Parfois en tête, les visiteuses posent les soucis mais les « Rose et Noir » et notamment Alice Monteillet avec un gros 4/4 dans le premier quart d’heure, donnent la réplique (9-8, 15′). Le match est intense, les gardiennes inspirées de chaque côté avec six arrêts pour Marie Pouliquen et cinq pour Tea Marinovic et après avoir eu deux buts d’avance (10-12, 22′), les Rhodanienne encaissent une première déflagration sur le Money Time.

Ayant réglé la mire offensivement et fermé les vannes en défense, les Grégoriennes passent un 5-2 qui permet d’éviter le doute et de rentrer aux vestiaires avec une petite unité d’avance (15-14).

Justine Raulo et les Grégoriennes prolongent leur série de victoire à domicile @Crédit Photo JRS

Et la foudre tomba…

Si l’entame de match avait été timide, le retour des vestiaires côté SGRMH est tonitruant : « Au repos, je n’ai pas eu à élever la voix ou autre mais nous avons parlé, ensemble, et réajusté certaines choses… ». Le résultat est éclatant, et sans appel. Sans solution offensivement, face à une défense énorme amenant trop de tirs forcés et ratés, les visiteuses vont totalement perdre pied. De l’autre côté, Eden Dumoulin et ses coéquipières ne laissent passer aucune occasion et collent un 12-3 lors du premier quart d’heure tuant tout suspense (27-17, 46′).

La foudre est tombée sur la tête de Vaulx et l’affaire réglée, alors qu’un quart d’heure reste à disputer. L’occasion de faire plaisir à tout le monde mais surtout, d’effectuer des rotations nécessaires, entre économie d ‘énergies restantes encore pour finir la saison et minutes offertes à des joueuses en ayant besoin.

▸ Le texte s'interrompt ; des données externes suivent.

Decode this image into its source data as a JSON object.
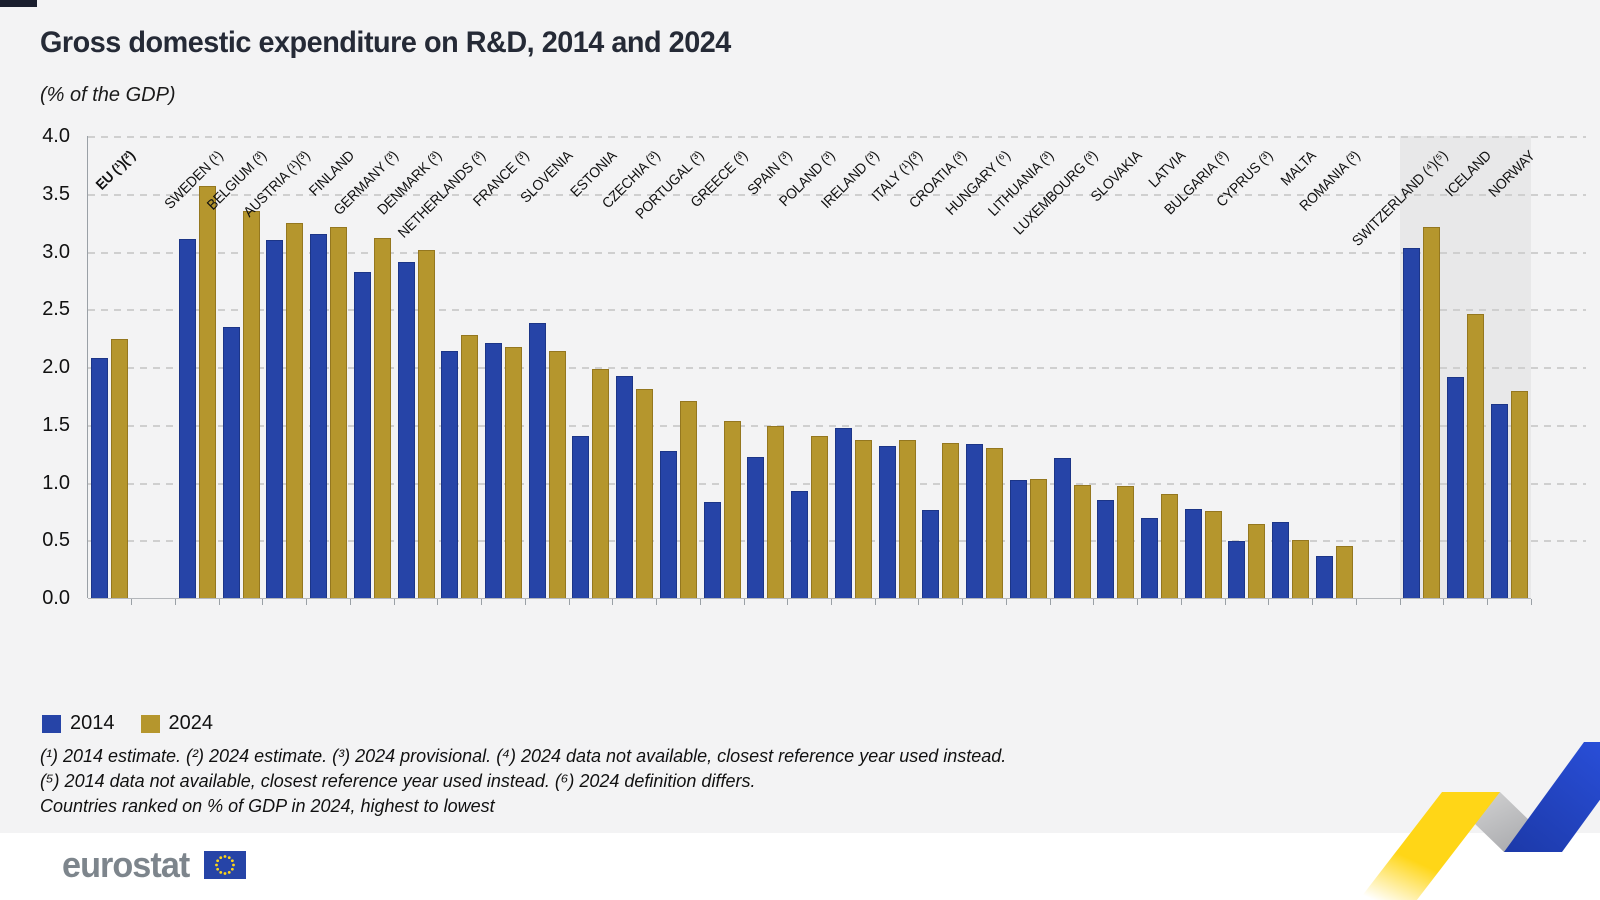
{
  "page": {
    "title": "Gross domestic expenditure on R&D, 2014 and 2024",
    "subtitle": "(% of the GDP)"
  },
  "legend": {
    "items": [
      {
        "label": "2014",
        "color": "#2644a7"
      },
      {
        "label": "2024",
        "color": "#b5962d"
      }
    ]
  },
  "footnotes": [
    "(¹) 2014 estimate. (²) 2024 estimate. (³) 2024 provisional. (⁴) 2024 data not available, closest reference year used instead.",
    "(⁵) 2014 data not available, closest reference year used instead. (⁶) 2024 definition differs.",
    "Countries ranked on % of GDP in 2024, highest to lowest"
  ],
  "footer": {
    "logo_text": "eurostat"
  },
  "colors": {
    "bar_2014": "#2644a7",
    "bar_2024": "#b5962d",
    "background": "#f3f3f4",
    "shaded_band": "#e8e8e9",
    "gridline": "#cfcfcf"
  },
  "chart_data": {
    "type": "bar",
    "title": "Gross domestic expenditure on R&D, 2014 and 2024",
    "subtitle": "(% of the GDP)",
    "ylabel": "% of the GDP",
    "ylim": [
      0,
      4
    ],
    "ytick_step": 0.5,
    "ytick_labels": [
      "4.0",
      "3.5",
      "3.0",
      "2.5",
      "2.0",
      "1.5",
      "1.0",
      "0.5",
      "0.0"
    ],
    "grid": "dashed-horizontal",
    "legend_position": "bottom-left",
    "series_names": [
      "2014",
      "2024"
    ],
    "groups": [
      {
        "label": "EU (¹)(²)",
        "v2014": 2.08,
        "v2024": 2.24,
        "bold": true
      },
      {
        "gap": true
      },
      {
        "label": "SWEDEN (¹)",
        "v2014": 3.11,
        "v2024": 3.57
      },
      {
        "label": "BELGIUM (³)",
        "v2014": 2.35,
        "v2024": 3.35
      },
      {
        "label": "AUSTRIA (¹)(³)",
        "v2014": 3.1,
        "v2024": 3.25
      },
      {
        "label": "FINLAND",
        "v2014": 3.15,
        "v2024": 3.21
      },
      {
        "label": "GERMANY (³)",
        "v2014": 2.82,
        "v2024": 3.12
      },
      {
        "label": "DENMARK (³)",
        "v2014": 2.91,
        "v2024": 3.01
      },
      {
        "label": "NETHERLANDS (³)",
        "v2014": 2.14,
        "v2024": 2.28
      },
      {
        "label": "FRANCE (³)",
        "v2014": 2.21,
        "v2024": 2.17
      },
      {
        "label": "SLOVENIA",
        "v2014": 2.38,
        "v2024": 2.14
      },
      {
        "label": "ESTONIA",
        "v2014": 1.4,
        "v2024": 1.98
      },
      {
        "label": "CZECHIA (³)",
        "v2014": 1.92,
        "v2024": 1.81
      },
      {
        "label": "PORTUGAL (³)",
        "v2014": 1.27,
        "v2024": 1.71
      },
      {
        "label": "GREECE (³)",
        "v2014": 0.83,
        "v2024": 1.53
      },
      {
        "label": "SPAIN (³)",
        "v2014": 1.22,
        "v2024": 1.49
      },
      {
        "label": "POLAND (³)",
        "v2014": 0.93,
        "v2024": 1.4
      },
      {
        "label": "IRELAND (³)",
        "v2014": 1.47,
        "v2024": 1.37
      },
      {
        "label": "ITALY (¹)(³)",
        "v2014": 1.32,
        "v2024": 1.37
      },
      {
        "label": "CROATIA (³)",
        "v2014": 0.76,
        "v2024": 1.34
      },
      {
        "label": "HUNGARY (⁶)",
        "v2014": 1.33,
        "v2024": 1.3
      },
      {
        "label": "LITHUANIA (³)",
        "v2014": 1.02,
        "v2024": 1.03
      },
      {
        "label": "LUXEMBOURG (³)",
        "v2014": 1.21,
        "v2024": 0.98
      },
      {
        "label": "SLOVAKIA",
        "v2014": 0.85,
        "v2024": 0.97
      },
      {
        "label": "LATVIA",
        "v2014": 0.69,
        "v2024": 0.9
      },
      {
        "label": "BULGARIA (³)",
        "v2014": 0.77,
        "v2024": 0.75
      },
      {
        "label": "CYPRUS (³)",
        "v2014": 0.49,
        "v2024": 0.64
      },
      {
        "label": "MALTA",
        "v2014": 0.66,
        "v2024": 0.5
      },
      {
        "label": "ROMANIA (³)",
        "v2014": 0.36,
        "v2024": 0.45
      },
      {
        "gap": true
      },
      {
        "label": "SWITZERLAND (⁴)(⁵)",
        "v2014": 3.03,
        "v2024": 3.21,
        "shaded": true
      },
      {
        "label": "ICELAND",
        "v2014": 1.91,
        "v2024": 2.46,
        "shaded": true
      },
      {
        "label": "NORWAY",
        "v2014": 1.68,
        "v2024": 1.79,
        "shaded": true
      }
    ]
  }
}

Logiquement, Vaulx resserre un peu le score mais ne peut jamais rêver à une remontada, remportant tout de même le dernier quart d’heure (5-9) mais ne pouvant que constater la nette supériorité bretonne sur un second acte totalement maîtrisé (32-26).

« Un autre Clermont » en finale…

La qualification attendue pour la finale est donc bien là, logique et récompensant un groupe une nouvelle épatant, que Romain Corre, son coach, ne va pas pour autant lâcher, tant que la saison ne sera pas terminée :  » Je suis très fier des filles et c’est un honneur d’entraîner cette équipe là. Maintenant, la saison n’est pas finie et tout le monde le sait au club.

Il ne faut pas que l’enjeu nous empêche de progresser. Pour bousculer Clermont, il faudra être bien meilleur que ce soir. Si on se satisfait de ça, ça ne suffira pas. Il y a un peu de fatigue mais il faut aussi continuer à bosser, être meilleur sur pas mal de détails.« 

Un coach qui sait son exigence et l’assume :  » Je suis peut-être chiant mais elles le savent, c’est comme ça. Je ne les lâcherai jamais car elles peuvent encore progresser. Elles le montrent mois après mois depuis le début de la saison. Là, nous avons deux semaines pour travailler, s’améliorer et être les meilleures possibles.

Nous devrons sortir nos deux meilleurs matchs de la saison face à un adversaire calibré pour son barrage et l’accession, qui proposera tout autre chose que lors de sa venue en avril, en ayant de plus récupéré ses gauchères et étant actuellement dans une grosse, en ayant battu deux fois Bouillargues. C’est très solide. »

Pas de complexe à faire pour autant, avec déjà 16 victoires en 20 matchs cette saison et l’ambition d’un premier titre, légitime : « Maintenant qu’on est là, bien sûr que l’on veut gagner. Le club a effectué de gros progrès forcément, continue d’avancer et nous voulons poursuivre dans cette voie. Nous voulons terminer en beauté chez nous à l’aller et garder nos chances pour aller les défier chez elle. »

Le match inversé avec déplacement au retour par rapport au statut VAP ? Pas un souci pour le coach breton, tout sauf nombriliste, une fois de plus dans son analyse :  » Elles enchaîneront le barrage trois jours plus tard face à une D1.

Ce n’est pas déconnant de la part de la Fédé de leur permettre de recevoir au retour, c’est aussi valoriser le développement d’un club et d’un projet dans son ensemble. Si un jour cela nous arrive, nous ne serons pas malheureux d’en bénéficier… »

Et quel exploit en cas de succès, qui se prépare dès aujourd’hui avec le 23 mai et la première étape en ligne de mire.

Signature de l'auteur, Julien Bouguerra.